All this would lead us to believe that the duration of the Backlog Grooming session would remain the same across Sprints, and yet, when we talk to teams that are using Backlog Grooming, we find that the amount of time spent on Backlog Grooming reduces as the schedule advances and more Sprints happen. The reasons for those are manifold, with some of them being:
– As the schedule advances, some of the more complex features would already have been discussed, and as a result, these discussions across Sprints would have helped in clarifying most of the functional or technical doubts / challenges, and even if there are some remaining, it can be sure that the number of these would have reduced. Further, we typically find that when there are features with some being more complex than the others, features that are more complex (and also important) are taken up in earlier Sprints and not left for later Sprints. There will still be the odd complex feature for future Sprints, but this will be a rarity.
– There will also be a greater degree of congruence between the team and the Product Owner as Sprints go by. Initially, if the Product Owner is new, or there are new members in the team, it can take some time to develop a working relationship, but as time goes by, the level of understanding of each other also increases and as a result, the amount of time spent in discussion during the Grooming meetings also gets reduced.

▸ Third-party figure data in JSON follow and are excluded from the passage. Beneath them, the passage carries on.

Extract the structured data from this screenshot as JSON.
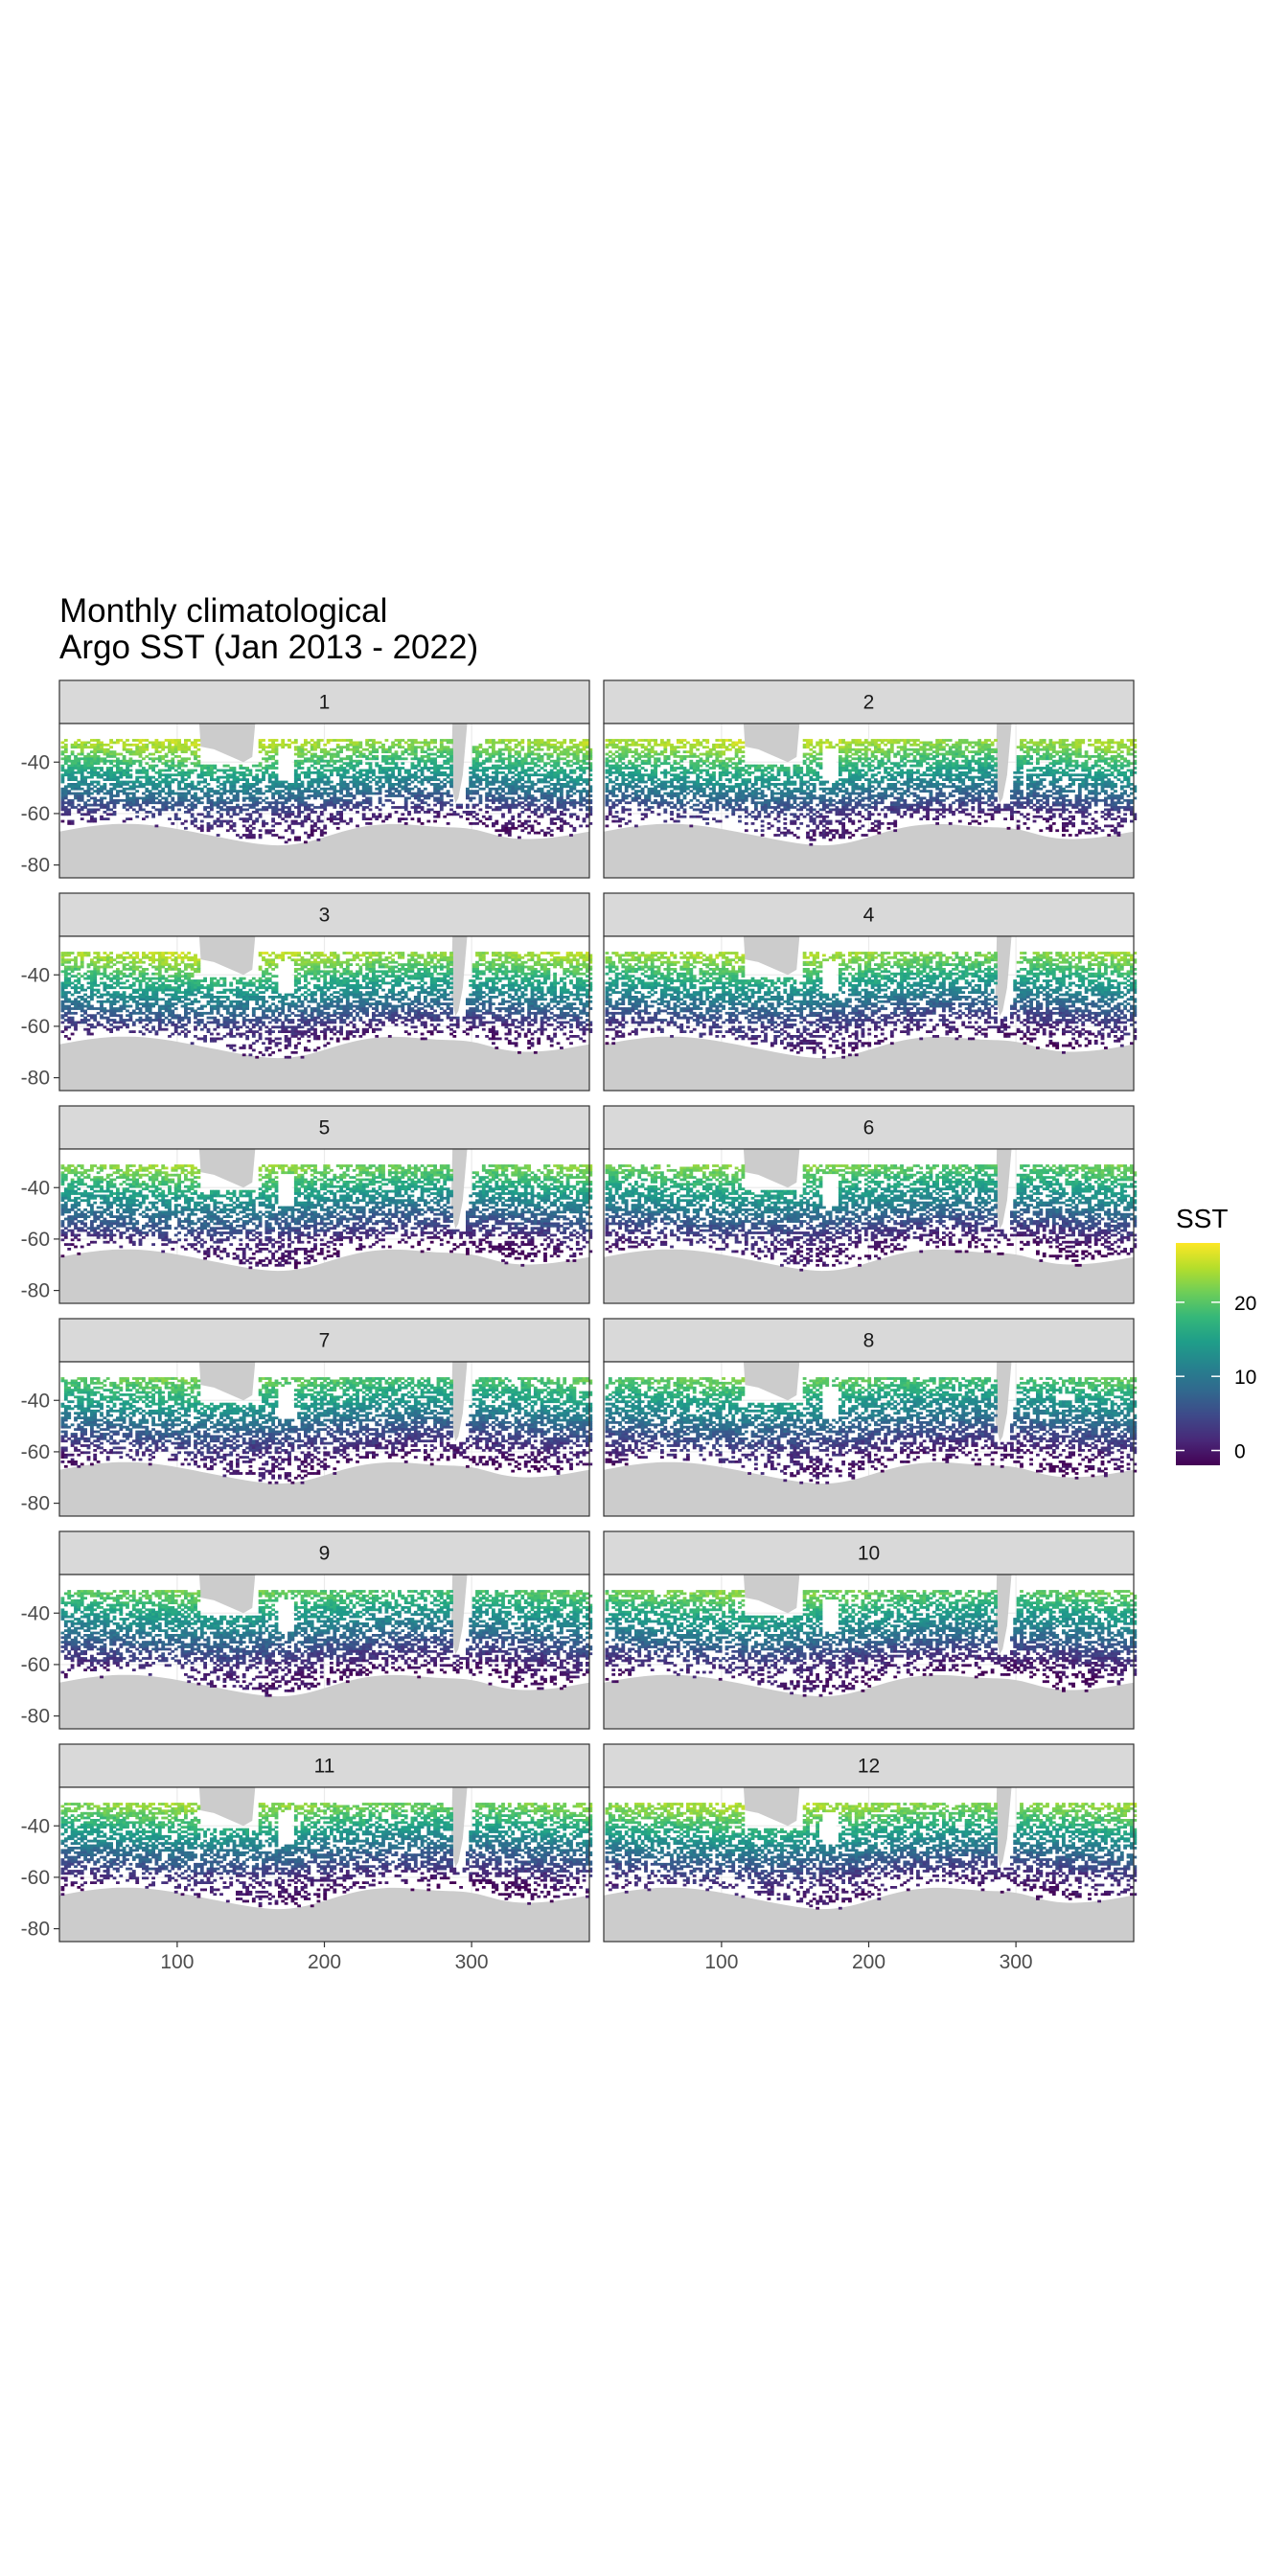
{
  "title_lines": [
    "Monthly climatological",
    "Argo SST (Jan 2013 - 2022)"
  ],
  "chart_data": {
    "type": "heatmap",
    "title": "Monthly climatological Argo SST (Jan 2013 - 2022)",
    "facet_labels": [
      "1",
      "2",
      "3",
      "4",
      "5",
      "6",
      "7",
      "8",
      "9",
      "10",
      "11",
      "12"
    ],
    "facet_layout": "2 columns x 6 rows",
    "x_ticks": [
      100,
      200,
      300
    ],
    "y_ticks": [
      -40,
      -60,
      -80
    ],
    "xlim": [
      20,
      380
    ],
    "ylim": [
      -85,
      -25
    ],
    "lat_range": [
      -80,
      -30
    ],
    "legend": {
      "title": "SST",
      "ticks": [
        0,
        10,
        20
      ],
      "range": [
        -2,
        28
      ],
      "position": "right"
    },
    "colors": {
      "low": "#440154",
      "mid_low": "#31688e",
      "mid": "#21908c",
      "mid_high": "#5ec962",
      "high": "#fde725",
      "land": "#cccccc",
      "strip": "#d9d9d9",
      "grid": "#ebebeb"
    },
    "grid": true,
    "monthly_field": {
      "note": "SST (deg C) by latitude band, read from colour",
      "latitudes": [
        -32,
        -35,
        -40,
        -45,
        -50,
        -55,
        -60,
        -65,
        -70
      ],
      "sst_by_month": [
        [
          24,
          22,
          18,
          14,
          10,
          6,
          2,
          0,
          -1
        ],
        [
          24,
          22,
          18,
          14,
          10,
          6,
          2,
          0,
          -1
        ],
        [
          24,
          22,
          18,
          14,
          10,
          6,
          2,
          0,
          -1
        ],
        [
          23,
          21,
          17,
          13,
          9,
          5,
          2,
          0,
          -1
        ],
        [
          22,
          20,
          16,
          12,
          8,
          5,
          1,
          -1,
          -1
        ],
        [
          21,
          19,
          15,
          12,
          8,
          4,
          1,
          -1,
          -1
        ],
        [
          20,
          18,
          15,
          11,
          7,
          4,
          1,
          -1,
          -1
        ],
        [
          20,
          18,
          14,
          11,
          7,
          4,
          1,
          -1,
          -1
        ],
        [
          20,
          18,
          14,
          11,
          7,
          4,
          1,
          -1,
          -1
        ],
        [
          21,
          19,
          15,
          12,
          8,
          4,
          1,
          -1,
          -1
        ],
        [
          22,
          20,
          16,
          12,
          8,
          5,
          1,
          -1,
          -1
        ],
        [
          23,
          21,
          17,
          13,
          9,
          5,
          2,
          0,
          -1
        ]
      ]
    }
  }
}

– During the initial rounds of Sprints, additional requirements from different sources get added to the Product Backlog, and most of the addition of these new features happen during the first 1/3rd to 1/2 of the schedule, and in the later sprints, there are far fewer newer features / User stories added to the Product Backlog, and hence less time is spent in the Backlog Grooming session on these.
All of these however should not mean that the Grooming meetings should be treated less seriously. Even if the need for longer meetings is reduced, it is still important that the team spend the required amount of time on grooming the Backlog as well as ensuring that discussion for oncoming User stories happens as required.